The regulatory landscape for Pakistan’s jewelry export sector is currently witnessing a significant tug-of-war between the State Bank of Pakistan and private sector stakeholders. At the heart of the dispute is the mechanism for realizing export proceeds, with the central bank reportedly opposing a new proposal that would allow for full settlement in gold. This development surfaced during a high-stakes meeting organized by the Commerce Ministry, which brought together officials from the Federal Board of Revenue, the Ministry of Industries and Production, and key representatives from the domestic jewelry trade to address long-standing bottlenecks in the sector.
Under the current regulatory framework governing these transactions, exporters are strictly required to realize at least 50 percent of their proceeds in foreign exchange through formal banking channels. The remaining half of the value can be settled using either foreign exchange or physical precious metals. However, industry leaders are pushing for a total overhaul of this restriction. They have proposed allowing 100 percent realization in gold, arguing that the existing split model exposes them to significant financial losses. These losses are primarily driven by the extreme volatility in international gold prices coupled with the unpredictable fluctuations in the rupee’s exchange rate, making it difficult for businesses to maintain stable margins.
The State Bank of Pakistan has maintained a conservative stance on the matter, insisting that the 50:50 arrangement must continue for the time being to ensure a steady inflow of foreign currency into the national reserves. While the central bank did not outright reject the possibility of future changes, it has requested that stakeholders submit a formal, detailed proposal for a comprehensive technical review. This cautious approach reflects the broader priority of the monetary authority to stabilize the country’s external account, even as traders argue that the current rules are stifling the growth potential of high-value jewelry exports.
Beyond the realization of proceeds, the meeting delved into the technicalities of the value-addition mechanism under SRO 760. Industry representatives pointed out that the current system is fundamentally misaligned with the modern economic reality. When the original framework was established in 2013, gold was trading at approximately $1,380 per ounce. Fast forward to 2026, and the price has surged to nearly $5,100 per ounce. Because the current value-addition requirements are linked to these outdated international benchmarks, exporters find themselves struggling with a system that does not reflect the actual cost of production or market conditions.
To remedy this, a consensus is building toward shifting to a per-gram value-addition model. The proposed figures include a fixed rate of $1.50 per gram for basic items like bangles and chains, $2 per gram for plain jewelry, and a higher tier of $4 per gram for more complex studded pieces. Participants in the discussion generally agreed that moving toward this granular system would provide much-needed clarity and fairness for manufacturers. This shift would allow the industry to focus on craftsmanship rather than being penalized by the sheer upward trajectory of raw material costs on the global stage.
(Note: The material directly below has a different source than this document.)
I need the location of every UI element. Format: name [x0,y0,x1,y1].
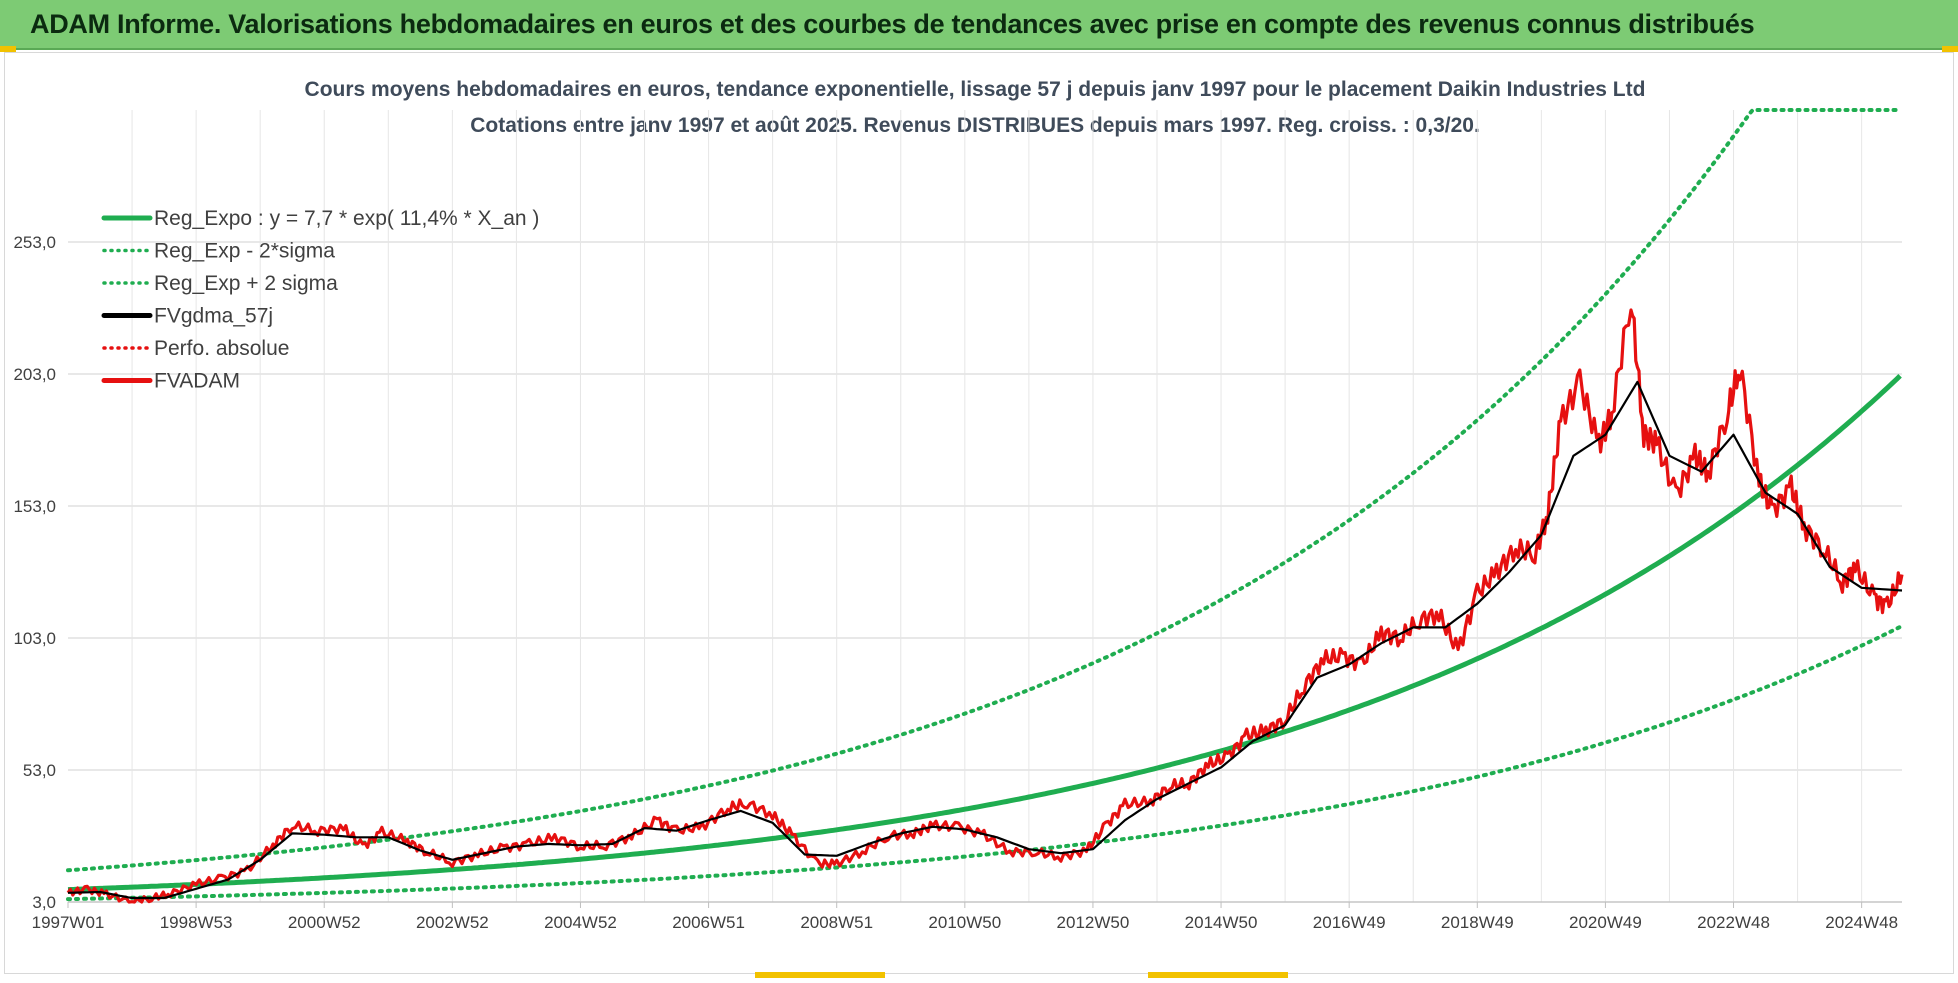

Taxation inconsistencies also occupied a significant portion of the agenda. Although imports under SRO 760 are theoretically intended to be exempt from duties and taxes to encourage export-oriented growth, conflicting legal provisions have led to the application of an 18 percent sales tax on certain import categories. Stakeholders have called for an immediate amendment to the Sixth Schedule to align the tax code with the intended exemptions. While the private sector initially sought to remove the 25-kilogram cap on gold imports, that demand was eventually withdrawn after data revealed the limit has not yet been reached. The session concluded with an agreement that further consultations are necessary to finalize a cohesive policy that balances the central bank’s needs with the industry’s desire for a more flexible, tech-friendly trading environment.